LSM Lingkungan Desak KPK Tetapkan Komisaris PT Adimulia Agrolestari Frank Wijaya Tersangka Suap Perizinan HGU
SabangMerauke News, Pekanbaru - Organisasi lingkungan hidup Senarai dan Jikalahari mendesak Komisi Pemberantasan Korupsi (KPK) memproses hukum pihak-pihak yang terkait dengan kasus dugaan suap perpanjangan hak guna usaha PT Adimulia Agrolestari. Proses hukum sejauh ini telah menjerat dua orang sebagai pesakitan, termasuk Bupati Kuansing non-aktif, Andi Putra dinilai belum cukup.
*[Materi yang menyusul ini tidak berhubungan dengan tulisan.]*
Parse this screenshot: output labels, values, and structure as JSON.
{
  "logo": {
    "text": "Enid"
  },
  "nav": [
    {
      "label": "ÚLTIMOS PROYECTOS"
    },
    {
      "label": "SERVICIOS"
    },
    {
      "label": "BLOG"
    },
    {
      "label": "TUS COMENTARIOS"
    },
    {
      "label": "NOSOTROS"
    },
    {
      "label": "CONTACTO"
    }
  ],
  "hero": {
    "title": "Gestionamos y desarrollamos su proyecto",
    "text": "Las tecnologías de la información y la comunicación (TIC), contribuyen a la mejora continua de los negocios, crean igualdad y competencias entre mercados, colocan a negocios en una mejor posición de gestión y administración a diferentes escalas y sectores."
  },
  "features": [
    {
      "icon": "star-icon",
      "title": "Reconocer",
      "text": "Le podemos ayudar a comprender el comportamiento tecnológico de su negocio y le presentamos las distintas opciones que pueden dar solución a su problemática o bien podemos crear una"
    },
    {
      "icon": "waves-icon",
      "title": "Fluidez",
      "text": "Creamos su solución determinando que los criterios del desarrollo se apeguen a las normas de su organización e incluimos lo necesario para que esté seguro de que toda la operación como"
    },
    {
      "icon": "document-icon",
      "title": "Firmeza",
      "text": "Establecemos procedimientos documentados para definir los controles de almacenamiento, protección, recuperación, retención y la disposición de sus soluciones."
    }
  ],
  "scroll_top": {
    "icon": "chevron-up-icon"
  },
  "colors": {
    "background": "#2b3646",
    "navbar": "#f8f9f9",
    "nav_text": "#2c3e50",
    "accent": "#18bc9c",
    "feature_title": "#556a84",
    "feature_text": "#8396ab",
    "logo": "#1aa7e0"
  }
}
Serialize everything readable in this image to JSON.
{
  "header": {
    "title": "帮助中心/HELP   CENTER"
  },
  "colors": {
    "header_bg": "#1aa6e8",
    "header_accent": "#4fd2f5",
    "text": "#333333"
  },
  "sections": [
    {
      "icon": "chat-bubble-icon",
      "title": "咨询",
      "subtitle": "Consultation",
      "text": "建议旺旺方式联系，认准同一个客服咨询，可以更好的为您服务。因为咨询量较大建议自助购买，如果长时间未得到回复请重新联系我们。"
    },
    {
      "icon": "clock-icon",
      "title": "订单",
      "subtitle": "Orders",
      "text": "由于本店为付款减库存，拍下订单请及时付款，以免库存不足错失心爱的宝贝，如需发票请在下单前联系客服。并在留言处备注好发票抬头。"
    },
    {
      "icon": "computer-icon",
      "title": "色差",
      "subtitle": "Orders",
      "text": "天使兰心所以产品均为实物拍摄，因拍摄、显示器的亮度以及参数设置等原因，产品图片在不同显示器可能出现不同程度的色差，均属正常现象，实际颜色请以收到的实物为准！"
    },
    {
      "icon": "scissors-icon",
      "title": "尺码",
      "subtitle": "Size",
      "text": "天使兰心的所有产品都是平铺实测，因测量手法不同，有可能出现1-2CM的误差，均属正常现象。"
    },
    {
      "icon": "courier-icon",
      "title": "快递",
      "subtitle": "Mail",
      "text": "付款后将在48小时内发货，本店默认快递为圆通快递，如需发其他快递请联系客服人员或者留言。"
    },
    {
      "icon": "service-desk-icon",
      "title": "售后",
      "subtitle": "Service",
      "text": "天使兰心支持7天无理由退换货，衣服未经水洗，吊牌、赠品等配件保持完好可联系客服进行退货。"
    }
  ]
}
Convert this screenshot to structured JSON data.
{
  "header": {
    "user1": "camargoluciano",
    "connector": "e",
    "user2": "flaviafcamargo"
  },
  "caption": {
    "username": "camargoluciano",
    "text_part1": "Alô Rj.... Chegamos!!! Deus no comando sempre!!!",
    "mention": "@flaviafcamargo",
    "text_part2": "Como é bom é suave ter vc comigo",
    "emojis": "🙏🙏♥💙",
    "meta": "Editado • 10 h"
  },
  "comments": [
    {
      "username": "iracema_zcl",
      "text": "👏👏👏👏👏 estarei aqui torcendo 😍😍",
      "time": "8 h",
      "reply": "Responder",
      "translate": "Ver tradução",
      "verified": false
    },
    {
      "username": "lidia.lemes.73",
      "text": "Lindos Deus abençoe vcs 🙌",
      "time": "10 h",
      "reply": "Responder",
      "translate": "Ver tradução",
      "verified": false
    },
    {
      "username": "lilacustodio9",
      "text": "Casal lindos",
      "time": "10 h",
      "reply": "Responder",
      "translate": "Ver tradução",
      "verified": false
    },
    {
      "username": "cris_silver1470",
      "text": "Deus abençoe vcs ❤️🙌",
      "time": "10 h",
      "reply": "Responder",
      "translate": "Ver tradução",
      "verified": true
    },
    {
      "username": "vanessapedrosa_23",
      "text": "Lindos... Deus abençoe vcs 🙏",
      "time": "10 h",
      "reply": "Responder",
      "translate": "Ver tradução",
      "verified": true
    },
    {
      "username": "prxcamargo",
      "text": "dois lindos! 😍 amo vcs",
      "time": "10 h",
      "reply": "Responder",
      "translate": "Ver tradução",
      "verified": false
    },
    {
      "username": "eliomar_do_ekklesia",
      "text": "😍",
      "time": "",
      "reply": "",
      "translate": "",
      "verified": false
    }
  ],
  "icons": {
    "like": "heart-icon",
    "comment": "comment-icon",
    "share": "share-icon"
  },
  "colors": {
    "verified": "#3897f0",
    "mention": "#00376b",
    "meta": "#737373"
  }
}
Fakta persidangan diklaim telah mengungkap aktor-aktor lain yang diduga terlibat.
Dua orang yang diminta untuk diproses hukum yakni Komisaris PT Adimulia Agrolestari, Frank Wijaya dan Kepala Kanwil BPN Riau, M Syahrir.
“Frank menyetujui dan memerintahkan Sudarso menyuap Bupati Kuansing non-aktif, Andi Putra dan M Syahrir,” kata Koordinator Umum Senarai, Jeffri Sianturi dalam keterangan tertulis yang diterima SabangMerauke News, Rabu (23/3/2022) kemarin.
Sudarso merupakan General Manager PT Adimulia Agrolestari (AA) aktif dalam pengurusan perpanjangan HGU PT AA yang akan habis pada 2024 mendatang. Ia telah dituntut hukuman 3 tahun penjara atas dugaan suap sebesar Rp 500 juta kepada Andi Putra. Senin pekan depan, Pengadilan Tipikor Pekanbaru akan menggelar sidang pembacaan putusannya.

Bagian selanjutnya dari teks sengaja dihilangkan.